Standpunt van het Europees Parlement in eerste lezing vastgesteld op 17 december 2008 met het oog op de aanneming van Richtlijn 2009/…/EG van het Europees Parlement en de Raad ter facilitering van de grensoverschrijdende handhaving van de verkeersveiligheid
P6_TC1-COD(2008)0062

(Voor de EER relevante tekst)

HET EUROPEES PARLEMENT EN DE RAAD VAN DE EUROPESE UNIE,

Gelet op het Verdrag tot oprichting van de Europese Gemeenschap, en met name op artikel 71, lid 1, onder c),

Gezien het voorstel van de Commissie║,

Gezien het advies van het Europees Economisch en Sociaal Comité(1),

Gezien het advies van het Comité van de Regio's(2),

Gezien het advies van de Europese Toezichthouder voor gegevensbescherming(3),

Handelend volgens de procedure van artikel 251 van het Verdrag(4),

Overwegende hetgeen volgt:

(1)  De Europese Unie voert een beleid voor een betere verkeersveiligheid om tot een daling van het aantal doden en gewonden en van de materiële schade te komen.

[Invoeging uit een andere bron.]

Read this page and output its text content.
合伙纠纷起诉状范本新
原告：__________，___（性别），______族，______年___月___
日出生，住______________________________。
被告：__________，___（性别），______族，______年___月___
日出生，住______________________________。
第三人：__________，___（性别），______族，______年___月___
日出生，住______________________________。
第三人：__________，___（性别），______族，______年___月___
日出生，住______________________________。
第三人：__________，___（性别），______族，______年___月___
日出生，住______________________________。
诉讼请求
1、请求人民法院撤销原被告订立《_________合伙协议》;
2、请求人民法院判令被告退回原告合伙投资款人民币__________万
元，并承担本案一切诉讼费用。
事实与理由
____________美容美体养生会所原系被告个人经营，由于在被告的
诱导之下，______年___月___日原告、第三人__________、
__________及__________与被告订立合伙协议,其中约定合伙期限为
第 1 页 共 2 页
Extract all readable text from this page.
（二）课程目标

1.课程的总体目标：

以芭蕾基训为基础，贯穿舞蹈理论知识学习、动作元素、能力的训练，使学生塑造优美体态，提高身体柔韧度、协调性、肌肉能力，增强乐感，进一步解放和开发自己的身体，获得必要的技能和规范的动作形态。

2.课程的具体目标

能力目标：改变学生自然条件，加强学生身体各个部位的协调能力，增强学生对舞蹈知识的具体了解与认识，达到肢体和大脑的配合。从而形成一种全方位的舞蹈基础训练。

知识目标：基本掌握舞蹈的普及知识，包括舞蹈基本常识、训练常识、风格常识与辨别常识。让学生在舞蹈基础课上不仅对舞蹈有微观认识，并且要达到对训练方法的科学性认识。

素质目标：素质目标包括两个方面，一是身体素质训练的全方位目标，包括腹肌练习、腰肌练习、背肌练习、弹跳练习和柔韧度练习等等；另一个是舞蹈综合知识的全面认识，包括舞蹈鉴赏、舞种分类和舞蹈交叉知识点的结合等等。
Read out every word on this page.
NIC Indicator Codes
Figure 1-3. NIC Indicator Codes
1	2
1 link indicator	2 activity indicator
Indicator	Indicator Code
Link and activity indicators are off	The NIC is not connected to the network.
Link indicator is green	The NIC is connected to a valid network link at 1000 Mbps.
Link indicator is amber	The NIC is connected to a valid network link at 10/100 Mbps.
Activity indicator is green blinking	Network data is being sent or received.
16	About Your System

Een consequente tenuitvoerlegging van sancties voor verkeersovertredingen die de verkeersveiligheid in het gedrang brengen, is een belangrijk instrument om deze doelstelling te bereiken.

(2)  Bij gebrek aan passende instrumenten worden geldboeten voor bepaalde verkeersovertredingen vaak niet geïnd wanneer het voertuig waarmee de overtreding wordt begaan, in een andere lidstaat is ingeschreven dan die waar de overtreding werd begaan.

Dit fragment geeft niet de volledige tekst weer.